Tuesday, December 8, 2009

Is it Chili in Here?




Or is it me? I'm definitely feeling it. Three Bean Turkey Chili with Cilantro Pesto is a great recipe for these chilly days. No longer a prisoner in the pantry, my crock pot takes center stage on the kitchen counter. Our lives are so busy and hectic that it is comforting to arrive home after a day at the office to someone cooking in the kitchen, even if that someone is the crock pot. I love how colorful this chili is and the Cilantro Pesto adds a splash of garlic and lime. I have served this as a hearty dinner with a pan of cornbread or as an easy lunch with a small salad. Make a big batch and freeze half for another time. It's nice to know that a batch of chili is waiting for you in the freezer, just minutes away from a home cooked meal. I wish I could cook every night but at least I have my trusty crock pot during these cold winter months, that is until the weather begins to warm and back it must go, kicking and screaming into the dark pantry, only to be replaced by the BBQ. Until then it's the crock pot that is our family cook, creating warm and tasty meals for my over stressed family. Such a gem! If only I could get it to walk the dog!

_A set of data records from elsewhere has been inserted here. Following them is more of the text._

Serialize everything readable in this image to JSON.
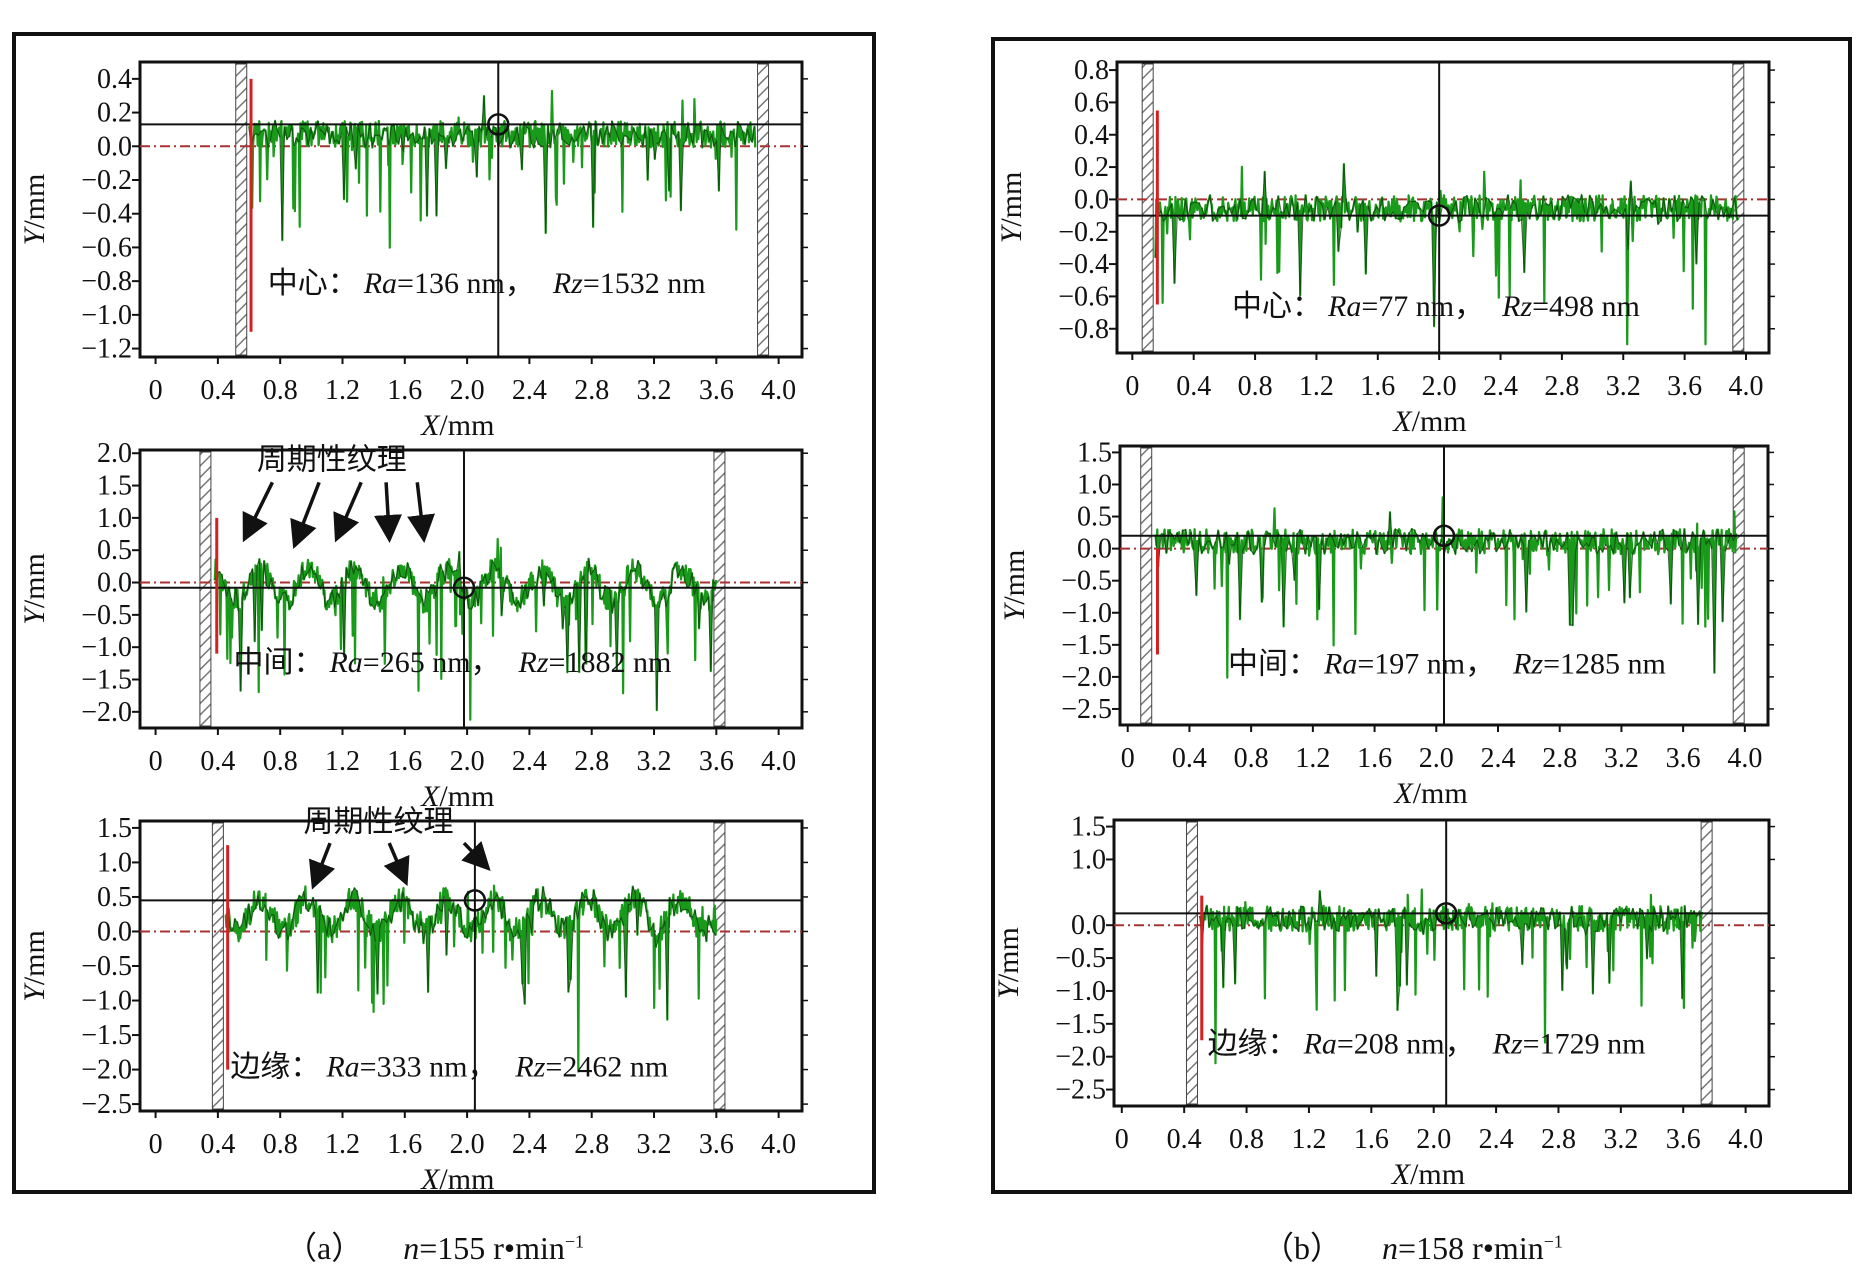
{
  "captions": {
    "a": {
      "label": "（a）",
      "var": "n",
      "text": "=155 r•min",
      "sup": "−1"
    },
    "b": {
      "label": "（b）",
      "var": "n",
      "text": "=158 r•min",
      "sup": "−1"
    }
  },
  "colors": {
    "profile": "#1a9a1a",
    "profile_dark": "#0b3d0b",
    "zero_line": "#a83232",
    "red_marker": "#d42020",
    "ref_line": "#111111",
    "hatch": "#777777"
  },
  "chart_data": [
    {
      "id": "a-center",
      "type": "line",
      "panel": "a",
      "xlabel": "X/mm",
      "ylabel": "Y/mm",
      "xlim": [
        -0.1,
        4.15
      ],
      "ylim": [
        -1.25,
        0.5
      ],
      "xticks": [
        "0",
        "0.4",
        "0.8",
        "1.2",
        "1.6",
        "2.0",
        "2.4",
        "2.8",
        "3.2",
        "3.6",
        "4.0"
      ],
      "xtick_values": [
        0,
        0.4,
        0.8,
        1.2,
        1.6,
        2.0,
        2.4,
        2.8,
        3.2,
        3.6,
        4.0
      ],
      "yticks": [
        "0.4",
        "0.2",
        "0.0",
        "−0.2",
        "−0.4",
        "−0.6",
        "−0.8",
        "−1.0",
        "−1.2"
      ],
      "ytick_values": [
        0.4,
        0.2,
        0.0,
        -0.2,
        -0.4,
        -0.6,
        -0.8,
        -1.0,
        -1.2
      ],
      "profile_x_range": [
        0.6,
        3.85
      ],
      "ref_y": 0.13,
      "cursor_x": 2.2,
      "hatch_left": 0.55,
      "hatch_right": 3.9,
      "red_marker": [
        0.0,
        0.4,
        -1.1
      ],
      "annotation": {
        "region": "中心：",
        "ra_label": "Ra",
        "ra_value": "=136 nm，",
        "rz_label": "Rz",
        "rz_value": "=1532 nm"
      },
      "label_pos": [
        0.72,
        -0.87
      ],
      "texture_label": "",
      "texture_arrows": []
    },
    {
      "id": "a-middle",
      "type": "line",
      "panel": "a",
      "xlabel": "X/mm",
      "ylabel": "Y/mm",
      "xlim": [
        -0.1,
        4.15
      ],
      "ylim": [
        -2.25,
        2.05
      ],
      "xticks": [
        "0",
        "0.4",
        "0.8",
        "1.2",
        "1.6",
        "2.0",
        "2.4",
        "2.8",
        "3.2",
        "3.6",
        "4.0"
      ],
      "xtick_values": [
        0,
        0.4,
        0.8,
        1.2,
        1.6,
        2.0,
        2.4,
        2.8,
        3.2,
        3.6,
        4.0
      ],
      "yticks": [
        "2.0",
        "1.5",
        "1.0",
        "0.5",
        "0.0",
        "−0.5",
        "−1.0",
        "−1.5",
        "−2.0"
      ],
      "ytick_values": [
        2.0,
        1.5,
        1.0,
        0.5,
        0.0,
        -0.5,
        -1.0,
        -1.5,
        -2.0
      ],
      "profile_x_range": [
        0.38,
        3.6
      ],
      "ref_y": -0.08,
      "cursor_x": 1.98,
      "hatch_left": 0.32,
      "hatch_right": 3.62,
      "red_marker": [
        0.0,
        1.0,
        -1.1
      ],
      "annotation": {
        "region": "中间：",
        "ra_label": "Ra",
        "ra_value": "=265 nm，",
        "rz_label": "Rz",
        "rz_value": "=1882 nm"
      },
      "label_pos": [
        0.5,
        -1.38
      ],
      "texture_label": "周期性纹理",
      "texture_label_pos": [
        0.65,
        1.75
      ],
      "texture_arrows": [
        [
          0.75,
          1.55,
          0.58,
          0.72
        ],
        [
          1.05,
          1.55,
          0.9,
          0.62
        ],
        [
          1.32,
          1.55,
          1.17,
          0.72
        ],
        [
          1.48,
          1.55,
          1.5,
          0.72
        ],
        [
          1.68,
          1.55,
          1.72,
          0.72
        ]
      ]
    },
    {
      "id": "a-edge",
      "type": "line",
      "panel": "a",
      "xlabel": "X/mm",
      "ylabel": "Y/mm",
      "xlim": [
        -0.1,
        4.15
      ],
      "ylim": [
        -2.6,
        1.6
      ],
      "xticks": [
        "0",
        "0.4",
        "0.8",
        "1.2",
        "1.6",
        "2.0",
        "2.4",
        "2.8",
        "3.2",
        "3.6",
        "4.0"
      ],
      "xtick_values": [
        0,
        0.4,
        0.8,
        1.2,
        1.6,
        2.0,
        2.4,
        2.8,
        3.2,
        3.6,
        4.0
      ],
      "yticks": [
        "1.5",
        "1.0",
        "0.5",
        "0.0",
        "−0.5",
        "−1.0",
        "−1.5",
        "−2.0",
        "−2.5"
      ],
      "ytick_values": [
        1.5,
        1.0,
        0.5,
        0.0,
        -0.5,
        -1.0,
        -1.5,
        -2.0,
        -2.5
      ],
      "profile_x_range": [
        0.45,
        3.6
      ],
      "ref_y": 0.45,
      "cursor_x": 2.05,
      "hatch_left": 0.4,
      "hatch_right": 3.62,
      "red_marker": [
        0.0,
        1.25,
        -2.0
      ],
      "annotation": {
        "region": "边缘：",
        "ra_label": "Ra",
        "ra_value": "=333 nm，",
        "rz_label": "Rz",
        "rz_value": "=2462 nm"
      },
      "label_pos": [
        0.48,
        -2.1
      ],
      "texture_label": "周期性纹理",
      "texture_label_pos": [
        0.95,
        1.45
      ],
      "texture_arrows": [
        [
          1.12,
          1.28,
          1.02,
          0.7
        ],
        [
          1.5,
          1.28,
          1.6,
          0.75
        ],
        [
          1.98,
          1.28,
          2.12,
          0.95
        ]
      ]
    },
    {
      "id": "b-center",
      "type": "line",
      "panel": "b",
      "xlabel": "X/mm",
      "ylabel": "Y/mm",
      "xlim": [
        -0.1,
        4.15
      ],
      "ylim": [
        -0.95,
        0.85
      ],
      "xticks": [
        "0",
        "0.4",
        "0.8",
        "1.2",
        "1.6",
        "2.0",
        "2.4",
        "2.8",
        "3.2",
        "3.6",
        "4.0"
      ],
      "xtick_values": [
        0,
        0.4,
        0.8,
        1.2,
        1.6,
        2.0,
        2.4,
        2.8,
        3.2,
        3.6,
        4.0
      ],
      "yticks": [
        "0.8",
        "0.6",
        "0.4",
        "0.2",
        "0.0",
        "−0.2",
        "−0.4",
        "−0.6",
        "−0.8"
      ],
      "ytick_values": [
        0.8,
        0.6,
        0.4,
        0.2,
        0.0,
        -0.2,
        -0.4,
        -0.6,
        -0.8
      ],
      "profile_x_range": [
        0.15,
        3.95
      ],
      "ref_y": -0.1,
      "cursor_x": 2.0,
      "hatch_left": 0.1,
      "hatch_right": 3.95,
      "red_marker": [
        0.0,
        0.55,
        -0.65
      ],
      "annotation": {
        "region": "中心：",
        "ra_label": "Ra",
        "ra_value": "=77 nm，",
        "rz_label": "Rz",
        "rz_value": "=498 nm"
      },
      "label_pos": [
        0.65,
        -0.72
      ],
      "texture_label": "",
      "texture_arrows": []
    },
    {
      "id": "b-middle",
      "type": "line",
      "panel": "b",
      "xlabel": "X/mm",
      "ylabel": "Y/mm",
      "xlim": [
        -0.05,
        4.15
      ],
      "ylim": [
        -2.75,
        1.6
      ],
      "xticks": [
        "0",
        "0.4",
        "0.8",
        "1.2",
        "1.6",
        "2.0",
        "2.4",
        "2.8",
        "3.2",
        "3.6",
        "4.0"
      ],
      "xtick_values": [
        0,
        0.4,
        0.8,
        1.2,
        1.6,
        2.0,
        2.4,
        2.8,
        3.2,
        3.6,
        4.0
      ],
      "yticks": [
        "1.5",
        "1.0",
        "0.5",
        "0.0",
        "−0.5",
        "−1.0",
        "−1.5",
        "−2.0",
        "−2.5"
      ],
      "ytick_values": [
        1.5,
        1.0,
        0.5,
        0.0,
        -0.5,
        -1.0,
        -1.5,
        -2.0,
        -2.5
      ],
      "profile_x_range": [
        0.18,
        3.95
      ],
      "ref_y": 0.2,
      "cursor_x": 2.05,
      "hatch_left": 0.12,
      "hatch_right": 3.96,
      "red_marker": [
        0.0,
        0.0,
        -1.65
      ],
      "annotation": {
        "region": "中间：",
        "ra_label": "Ra",
        "ra_value": "=197 nm，",
        "rz_label": "Rz",
        "rz_value": "=1285 nm"
      },
      "label_pos": [
        0.65,
        -1.95
      ],
      "texture_label": "",
      "texture_arrows": []
    },
    {
      "id": "b-edge",
      "type": "line",
      "panel": "b",
      "xlabel": "X/mm",
      "ylabel": "Y/mm",
      "xlim": [
        -0.05,
        4.15
      ],
      "ylim": [
        -2.75,
        1.6
      ],
      "xticks": [
        "0",
        "0.4",
        "0.8",
        "1.2",
        "1.6",
        "2.0",
        "2.4",
        "2.8",
        "3.2",
        "3.6",
        "4.0"
      ],
      "xtick_values": [
        0,
        0.4,
        0.8,
        1.2,
        1.6,
        2.0,
        2.4,
        2.8,
        3.2,
        3.6,
        4.0
      ],
      "yticks": [
        "1.5",
        "1.0",
        "0.0",
        "−0.5",
        "−1.0",
        "−1.5",
        "−2.0",
        "−2.5"
      ],
      "ytick_values": [
        1.5,
        1.0,
        0.0,
        -0.5,
        -1.0,
        -1.5,
        -2.0,
        -2.5
      ],
      "profile_x_range": [
        0.5,
        3.72
      ],
      "ref_y": 0.18,
      "cursor_x": 2.08,
      "hatch_left": 0.45,
      "hatch_right": 3.75,
      "red_marker": [
        0.0,
        0.45,
        -1.75
      ],
      "annotation": {
        "region": "边缘：",
        "ra_label": "Ra",
        "ra_value": "=208 nm，",
        "rz_label": "Rz",
        "rz_value": "=1729 nm"
      },
      "label_pos": [
        0.55,
        -1.95
      ],
      "texture_label": "",
      "texture_arrows": []
    }
  ]
}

Three Bean Turkey Chili with Cilantro Pesto

1 pound ground turkey
1 Tbsp. olive oil
1 large onion
2 cloves garlic, minced
5 stalks celery, chopped
3 large carrots, chopped
1 1/2 tsp. salt
32 oz. fat-free chicken stock
1-32 oz can diced tomatoes
1 tsp. each cumin, dried oregano, chipotle chili powder
1-15 oz. can of white beans, drained and rinsed
1-15 oz. can of pinto beans, drained and rinsed
1-15 oz. can of kidney beans, drained and rinsed


Coat large skillet with the olive oil. Cook turkey, onion, carrot, celery, and salt over medium-high heat until turkey is cooked though. Drain any fat. Add turkey mixture and remaining ingredients to a large crock pot. Cover and cook on low for 6-7 hours. Serve with a tsp of Cilantro Pesto stirred in for that extra kick!


Cilantro Pesto

2 cups or 1 bunch cilantro
2 cloves garlic
1/2 tsp salt
1 tsp. lime zest
1 Tbsp. lime juice
1 -2 Tbsp. olive oil

Chop/mix all ingredients in food processor or blender until finely minced to a lovely pesto. Adjust salt and oil to taste. Keep in a covered container in the fridge to use as a topper for soups, chilis or as a dip for bread, yum, yum, yum!